In her almost 15 years of being involved in S.T.O.P, Donley has worked tirelessly to educate the public, legislators, families of victims and the media on the issue of food safety and the need for having a mandatory recall system. She admits, however, that she has never really thought about transportation when recalls are issued and truckers are left “holding the bag.”

“I never thought about what the transportation carriers have to do if the product is refused and they are stuck with it. That is a problem. There should be some procedures in place, and frankly it should be up to the companies that produce the bad product to be financially responsible for this,” Donley told Land Line.

“If you want to make it all encompassing and worthwhile as far as putting in new recall protocols, you need to include transportation in the process.”

Tuesday, Nov. 13, Donley will testify before the House Subcommittee on Oversight and Investigations, which is holding its fourth hearing in recent months on food safety, titled “Diminished Capacity: Can the FDA Assure the Safety and Security of Our Nation’s Food Supply?” The purpose of this hearing is to discuss “Deception in Labeling.”

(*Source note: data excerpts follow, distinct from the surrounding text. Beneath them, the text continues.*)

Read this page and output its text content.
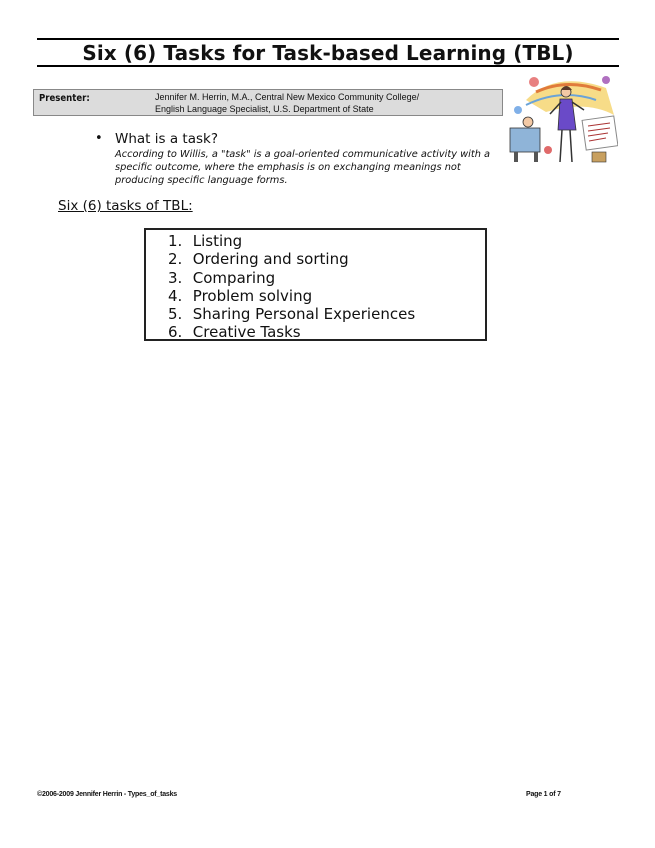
Six (6) Tasks for Task-based Learning (TBL)
Presenter:	Jennifer M. Herrin, M.A., Central New Mexico Community College/
English Language Specialist, U.S. Department of State
• What is a task?
According to Willis, a "task" is a goal-oriented communicative activity with a specific outcome, where the emphasis is on exchanging meanings not producing specific language forms.
Six (6) tasks of TBL:
1. Listing
2. Ordering and sorting
3. Comparing
4. Problem solving
5. Sharing Personal Experiences
6. Creative Tasks
©2006-2009 Jennifer Herrin - Types_of_tasks	Page 1 of 7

“My testimony is regarding the meat industry’s use of carbon monoxide in meat. They use carbon monoxide, which causes a chemical reaction that causes the color of the meat to become quite red, and that color is maintained even if the product has been severely temperature abused,” she said.

“This practice also makes it impossible for consumers to know that the product could contain harmful levels of bacteria,” Donley said.

She has experienced firsthand what happens when tainted meat enters the food supply chain and consumers buy product that could potentially be contaminated with deadly E. coli bacteria.

Donley’s 6-year-old son, Alex, died after eating a hamburger tainted with E. coli.

“Something is basically wrong that there should still be any issues with food safety,” Donley said. “I think back and it’s been almost 15 years since the Jack-in-the-Box outbreak, which brought about this whole issue of food safety. I think it’s really sad what little progress we’ve made; it’s really sad. And it’s also very telling that food safety is such a low priority in this country.

The need for mandatory recall authority to be given to the FDA and to the USDA is a top priority for S.T.O.P. if there are to be changes in the food safety system.

“It’s ridiculous to think that these companies should be able to make a decision on voluntary recalls,” She said. “Why isn’t the regulator – the government – making these decisions?”

For more information on who will be testifying at tomorrow’s hearing, click here.

For more than a year now, the Owner-Operator Independent Drivers Association has been pushing for a place at the table when it comes to meaningful discussions regarding food safety.